In issuing such a strongly worded statement with implicit criticism of the ISI, the White House may be trying to keep ahead of a tide of US opinion that is hostile towards Pakistan.

But the Obama administration has little choice but to stick with its Pakistani allies, whose co-operation they need in hunting al-Qaida fugitives along the Afghan border. The ISI and the CIA are co-operating closely on drone strikes that have hit 47 targets and killed up to 440 people this year.

The war logs are likely to stoke passions in Pakistan where the rightwing press has long accused the US of seeking an excuse to invade and seize the country's nuclear weapons.

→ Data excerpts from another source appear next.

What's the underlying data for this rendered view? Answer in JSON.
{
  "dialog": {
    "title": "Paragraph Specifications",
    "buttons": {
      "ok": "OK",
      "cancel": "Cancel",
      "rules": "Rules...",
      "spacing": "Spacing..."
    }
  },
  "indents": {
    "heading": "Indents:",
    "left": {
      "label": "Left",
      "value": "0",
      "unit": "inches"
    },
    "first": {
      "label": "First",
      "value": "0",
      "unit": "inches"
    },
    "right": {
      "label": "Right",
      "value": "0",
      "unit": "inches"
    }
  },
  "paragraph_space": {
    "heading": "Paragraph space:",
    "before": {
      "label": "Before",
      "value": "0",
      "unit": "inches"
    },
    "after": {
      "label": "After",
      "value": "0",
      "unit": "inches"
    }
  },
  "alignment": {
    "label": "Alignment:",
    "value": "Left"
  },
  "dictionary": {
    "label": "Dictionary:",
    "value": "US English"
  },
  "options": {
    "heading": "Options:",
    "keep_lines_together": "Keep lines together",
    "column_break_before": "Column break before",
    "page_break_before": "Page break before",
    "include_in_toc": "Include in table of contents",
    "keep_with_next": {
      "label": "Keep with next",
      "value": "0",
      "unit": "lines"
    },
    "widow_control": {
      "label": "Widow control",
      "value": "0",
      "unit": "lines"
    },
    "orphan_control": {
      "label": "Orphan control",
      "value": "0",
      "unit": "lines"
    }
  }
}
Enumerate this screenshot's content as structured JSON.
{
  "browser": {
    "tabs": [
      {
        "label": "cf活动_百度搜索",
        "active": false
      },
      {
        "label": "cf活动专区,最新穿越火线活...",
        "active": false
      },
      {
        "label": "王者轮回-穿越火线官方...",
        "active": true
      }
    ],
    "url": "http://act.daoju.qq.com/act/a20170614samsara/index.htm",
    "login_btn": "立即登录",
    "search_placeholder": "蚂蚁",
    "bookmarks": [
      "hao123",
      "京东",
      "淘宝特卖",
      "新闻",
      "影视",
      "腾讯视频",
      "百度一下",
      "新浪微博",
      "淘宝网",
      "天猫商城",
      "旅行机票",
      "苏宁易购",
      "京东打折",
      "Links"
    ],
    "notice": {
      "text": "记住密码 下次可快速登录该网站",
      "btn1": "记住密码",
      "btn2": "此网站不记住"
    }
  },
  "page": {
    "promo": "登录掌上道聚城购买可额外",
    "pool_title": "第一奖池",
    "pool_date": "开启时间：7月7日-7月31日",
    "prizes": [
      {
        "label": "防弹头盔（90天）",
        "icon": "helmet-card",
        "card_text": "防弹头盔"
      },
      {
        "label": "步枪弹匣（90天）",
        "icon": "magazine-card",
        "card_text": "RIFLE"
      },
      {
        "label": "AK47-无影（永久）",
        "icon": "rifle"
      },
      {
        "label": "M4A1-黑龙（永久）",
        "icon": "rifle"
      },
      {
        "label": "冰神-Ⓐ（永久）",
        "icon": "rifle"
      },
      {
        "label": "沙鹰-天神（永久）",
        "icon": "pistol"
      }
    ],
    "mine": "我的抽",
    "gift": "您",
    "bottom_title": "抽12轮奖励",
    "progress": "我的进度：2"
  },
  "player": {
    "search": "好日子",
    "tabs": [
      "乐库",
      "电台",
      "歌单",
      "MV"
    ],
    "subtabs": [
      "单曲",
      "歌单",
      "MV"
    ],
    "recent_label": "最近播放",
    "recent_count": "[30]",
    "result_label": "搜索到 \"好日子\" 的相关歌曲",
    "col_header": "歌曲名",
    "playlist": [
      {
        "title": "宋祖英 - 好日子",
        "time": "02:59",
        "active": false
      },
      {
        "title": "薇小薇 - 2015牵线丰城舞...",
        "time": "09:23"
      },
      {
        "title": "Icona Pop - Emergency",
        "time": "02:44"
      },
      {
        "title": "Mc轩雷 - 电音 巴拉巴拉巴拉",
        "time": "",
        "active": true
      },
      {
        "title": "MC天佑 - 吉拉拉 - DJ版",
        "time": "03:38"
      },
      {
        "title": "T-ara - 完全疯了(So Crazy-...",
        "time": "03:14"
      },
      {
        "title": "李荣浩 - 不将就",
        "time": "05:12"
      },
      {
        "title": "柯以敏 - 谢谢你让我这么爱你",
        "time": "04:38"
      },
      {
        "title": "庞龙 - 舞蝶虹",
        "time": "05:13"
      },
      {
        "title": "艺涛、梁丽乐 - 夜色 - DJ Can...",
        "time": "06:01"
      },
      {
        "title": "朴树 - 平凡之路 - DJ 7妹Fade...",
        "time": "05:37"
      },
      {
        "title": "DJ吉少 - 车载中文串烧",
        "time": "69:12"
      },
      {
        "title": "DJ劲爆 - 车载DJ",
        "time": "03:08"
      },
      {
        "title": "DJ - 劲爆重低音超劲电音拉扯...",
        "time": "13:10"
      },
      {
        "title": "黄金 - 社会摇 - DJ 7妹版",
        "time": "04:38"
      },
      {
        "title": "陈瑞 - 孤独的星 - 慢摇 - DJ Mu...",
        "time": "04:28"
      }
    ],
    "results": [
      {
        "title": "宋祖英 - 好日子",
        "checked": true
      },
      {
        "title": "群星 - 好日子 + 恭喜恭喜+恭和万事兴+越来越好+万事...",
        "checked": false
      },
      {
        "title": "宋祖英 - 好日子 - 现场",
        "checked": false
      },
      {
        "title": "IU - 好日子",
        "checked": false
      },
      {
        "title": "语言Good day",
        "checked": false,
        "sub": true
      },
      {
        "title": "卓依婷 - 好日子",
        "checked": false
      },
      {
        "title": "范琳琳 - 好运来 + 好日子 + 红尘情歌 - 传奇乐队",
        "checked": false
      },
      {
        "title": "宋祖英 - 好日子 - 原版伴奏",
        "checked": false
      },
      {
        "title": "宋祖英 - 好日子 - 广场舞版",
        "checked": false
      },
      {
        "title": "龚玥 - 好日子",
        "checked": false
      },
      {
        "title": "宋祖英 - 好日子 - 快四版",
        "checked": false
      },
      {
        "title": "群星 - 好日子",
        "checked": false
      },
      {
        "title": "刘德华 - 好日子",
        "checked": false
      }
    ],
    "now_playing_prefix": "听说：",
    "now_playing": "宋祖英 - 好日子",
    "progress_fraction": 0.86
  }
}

A hint of this reaction came from the ISI official.

"It's very strange such a huge cache of information can be leaked to the media so conveniently," he said. "Is it something deliberate? What is its purpose? We'll be looking into that."
 
Afghanistan war logs: White House attacks Pakistan over Taliban aid
"The vast majority of this is useless," a retired US officer with long experience in the region told the Guardian. "There's an Afghan prejudice that wants to see an ISI agent under every rock."​

LOL The Afghan agents must be scared of ISI all the time.:devil::devil:.I don't think we should care about negative PR.The fact of matter is that ISI is working for Pakistan's National Interests.It certainly is following Army's policy.​
 
A hint of this reaction came from the ISI official.

"It's very strange such a huge cache of information can be leaked to the media so conveniently," he said. "Is it something deliberate? What is its purpose? We'll be looking into that."


Kill Haqqani! and there will be more "praise" for praise whores.
 
LOL The Afghan agents must be scared of ISI all the time.:devil::devil:.I don't think we should care about negative PR.The fact of matter is that ISI is working for Pakistan's National Interests.It certainly is following Army's policy.

Amrullah Saleh and cronies are thankfully out now. However, there still remain the anti-Pakistan elements within the Afghan administration.

Being the devil's advocate here : Is the army's policy necessarily the right one, whatever the policy may be? Is not possible that they might have taken a wrong decision? How can we be certain that the said policy will work out in our favour in the long run i.e. there might not be any strategic gaffes and mess ups? How can we be certain that internal affairs are as tightly controlled as we are told i.e. no individual or group is working against the said policy? Is it necessary that the policy will reap benefits?

Also, the issue here includes the civilian causalities and black ops squads. Worrying and troubling news for the US. However, I hope that we treat that with the same level of doubt and suspicion that we are treating news relating to our country. Objectivity is necessary.